Quem diria que tu sabias falar ! (Eliane, 73)

La femme, première victime de l'oppresseur, est clairement sollicitée pour parler. Les oppresseurs ne sont même pas mentionnés : ils sont éludés du poème pour que la femme, « mulher », soit pour une fois au centre de l’attention. C'est l'héroïne de ce poème. Le sujet, et non plus l'objet. Son corps qu'on viole ou qu'on torture doit dorénavant mettre sa parole en avant. Contrainte au silence, la femme doit se délivrer de la honte par la parole. La parole est délivrance. Accoutumée à la honte et au silence, la femme indigène tait ses douleurs bien qu’elle soit la victime d’atrocités, comme l’illustre le poème « terra-mulher » :

E és nobre por calar-te nesta hora Es humilde e guerreira.

Mas sei que tens uma cachoeira de lágrimas Dentro do peito

E uma enorme garra na VOZ

Pra gritar esse massacre SEM PAZ (Eliane, 73)

Le poème « Mulher ! » appelle les femmes à la parole pour se libérer de la douleur et de la honte oppressantes :

Vem, irmã

Bebe dessa fonte que te espera Minhas palavras doces ternas.

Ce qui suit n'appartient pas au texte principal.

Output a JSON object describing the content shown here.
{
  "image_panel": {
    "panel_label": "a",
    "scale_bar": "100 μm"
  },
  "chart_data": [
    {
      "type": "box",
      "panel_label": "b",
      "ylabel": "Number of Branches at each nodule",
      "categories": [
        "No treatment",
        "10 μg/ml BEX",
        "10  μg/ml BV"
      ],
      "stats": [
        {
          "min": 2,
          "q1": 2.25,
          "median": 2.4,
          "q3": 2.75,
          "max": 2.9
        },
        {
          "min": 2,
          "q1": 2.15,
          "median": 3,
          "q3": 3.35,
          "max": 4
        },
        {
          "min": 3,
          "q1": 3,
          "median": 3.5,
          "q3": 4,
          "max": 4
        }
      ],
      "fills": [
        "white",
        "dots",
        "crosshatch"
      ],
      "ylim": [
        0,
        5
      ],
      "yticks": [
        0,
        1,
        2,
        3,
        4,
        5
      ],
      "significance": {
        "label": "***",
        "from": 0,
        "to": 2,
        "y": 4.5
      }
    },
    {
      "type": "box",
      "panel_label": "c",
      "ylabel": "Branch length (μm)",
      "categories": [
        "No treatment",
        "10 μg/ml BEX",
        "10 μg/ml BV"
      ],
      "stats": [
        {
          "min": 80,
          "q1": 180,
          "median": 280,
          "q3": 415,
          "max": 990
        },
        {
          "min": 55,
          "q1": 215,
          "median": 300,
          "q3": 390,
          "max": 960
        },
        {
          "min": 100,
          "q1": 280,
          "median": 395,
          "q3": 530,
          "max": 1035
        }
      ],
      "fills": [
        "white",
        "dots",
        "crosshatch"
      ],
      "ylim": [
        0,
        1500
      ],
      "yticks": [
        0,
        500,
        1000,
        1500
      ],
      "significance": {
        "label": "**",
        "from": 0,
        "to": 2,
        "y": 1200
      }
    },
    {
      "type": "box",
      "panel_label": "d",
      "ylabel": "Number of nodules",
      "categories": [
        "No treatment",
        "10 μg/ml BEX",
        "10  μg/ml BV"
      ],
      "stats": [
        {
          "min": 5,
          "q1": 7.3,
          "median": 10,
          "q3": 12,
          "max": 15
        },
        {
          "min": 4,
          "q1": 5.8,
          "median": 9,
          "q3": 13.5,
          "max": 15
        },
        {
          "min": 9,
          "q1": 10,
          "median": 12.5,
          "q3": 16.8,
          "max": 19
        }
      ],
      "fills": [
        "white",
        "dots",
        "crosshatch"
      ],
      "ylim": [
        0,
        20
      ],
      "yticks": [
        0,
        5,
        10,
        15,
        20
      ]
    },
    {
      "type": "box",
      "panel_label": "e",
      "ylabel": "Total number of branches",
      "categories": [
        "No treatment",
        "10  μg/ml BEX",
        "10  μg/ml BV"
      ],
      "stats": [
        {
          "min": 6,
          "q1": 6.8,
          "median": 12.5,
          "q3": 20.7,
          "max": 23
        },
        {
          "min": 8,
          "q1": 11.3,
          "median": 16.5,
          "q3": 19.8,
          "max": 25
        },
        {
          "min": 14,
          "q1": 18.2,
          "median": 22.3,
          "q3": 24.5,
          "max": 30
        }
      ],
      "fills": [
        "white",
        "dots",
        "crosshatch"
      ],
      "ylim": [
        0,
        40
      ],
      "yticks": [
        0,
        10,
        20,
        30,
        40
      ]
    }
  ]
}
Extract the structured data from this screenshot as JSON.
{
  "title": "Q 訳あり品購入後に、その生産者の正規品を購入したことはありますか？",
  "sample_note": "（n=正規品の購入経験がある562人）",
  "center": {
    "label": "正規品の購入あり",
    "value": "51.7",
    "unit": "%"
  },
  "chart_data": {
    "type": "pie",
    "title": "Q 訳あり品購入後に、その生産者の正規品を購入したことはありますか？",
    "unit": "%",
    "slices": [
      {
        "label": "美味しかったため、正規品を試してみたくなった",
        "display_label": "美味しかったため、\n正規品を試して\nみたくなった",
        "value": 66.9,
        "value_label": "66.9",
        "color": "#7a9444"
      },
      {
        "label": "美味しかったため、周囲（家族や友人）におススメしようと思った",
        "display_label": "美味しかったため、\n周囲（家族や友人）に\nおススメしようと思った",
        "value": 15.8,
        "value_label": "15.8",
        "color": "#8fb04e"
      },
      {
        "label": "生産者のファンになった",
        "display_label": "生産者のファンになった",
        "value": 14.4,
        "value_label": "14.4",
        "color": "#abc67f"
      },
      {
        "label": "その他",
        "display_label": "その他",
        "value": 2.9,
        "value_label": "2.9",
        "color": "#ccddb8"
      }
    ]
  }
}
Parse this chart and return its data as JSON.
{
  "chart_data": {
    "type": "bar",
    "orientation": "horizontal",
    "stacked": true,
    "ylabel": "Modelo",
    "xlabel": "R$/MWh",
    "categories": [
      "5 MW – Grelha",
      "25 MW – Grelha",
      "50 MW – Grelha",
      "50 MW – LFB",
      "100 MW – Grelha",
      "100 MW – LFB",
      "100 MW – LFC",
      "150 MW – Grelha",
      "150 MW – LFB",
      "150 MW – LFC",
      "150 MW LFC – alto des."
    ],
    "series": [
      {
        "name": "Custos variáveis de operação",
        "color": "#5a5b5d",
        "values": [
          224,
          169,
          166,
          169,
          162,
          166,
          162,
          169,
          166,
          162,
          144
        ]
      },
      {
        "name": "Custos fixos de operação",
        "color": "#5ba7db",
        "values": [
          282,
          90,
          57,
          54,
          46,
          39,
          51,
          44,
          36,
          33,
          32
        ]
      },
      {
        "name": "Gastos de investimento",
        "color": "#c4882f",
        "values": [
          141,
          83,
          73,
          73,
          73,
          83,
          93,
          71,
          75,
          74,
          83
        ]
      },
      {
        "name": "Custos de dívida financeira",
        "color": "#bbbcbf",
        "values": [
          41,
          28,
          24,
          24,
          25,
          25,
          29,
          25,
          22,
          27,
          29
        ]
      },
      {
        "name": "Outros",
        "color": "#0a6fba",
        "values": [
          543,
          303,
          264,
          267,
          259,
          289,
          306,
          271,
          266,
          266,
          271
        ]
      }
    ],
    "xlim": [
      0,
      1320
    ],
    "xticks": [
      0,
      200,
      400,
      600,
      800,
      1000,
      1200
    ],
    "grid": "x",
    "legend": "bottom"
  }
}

Grita ao mundo A tua história

Vá em frente e não desespera. (…)

Vomita o teu silêncio (…)

Vem, irmã

Liberta tua alma aflita Liberta teu coração amante Procura a ti mesma e grita : Sou uma mulher guerreira

Sou uma mulher consciente ! (Eliane, 76)

La femme doit oser dire sa douleur et trouver le courage de parler. Le silence prend ici l'apparence du vomi : il doit être jeté hors du corps. Il se manifeste en réaction à une maladie, un trauma. Le silence peut donc être post-traumatique.

L’acte poétique et l’acte social relèvent d’une grande cohésion dans l’œuvre de Eliane Potiguara. Ce droit à la parole, ce combat pour que les histoires tues soient clamées va être mené auprès des femmes indigènes par le biais du GRUMIN.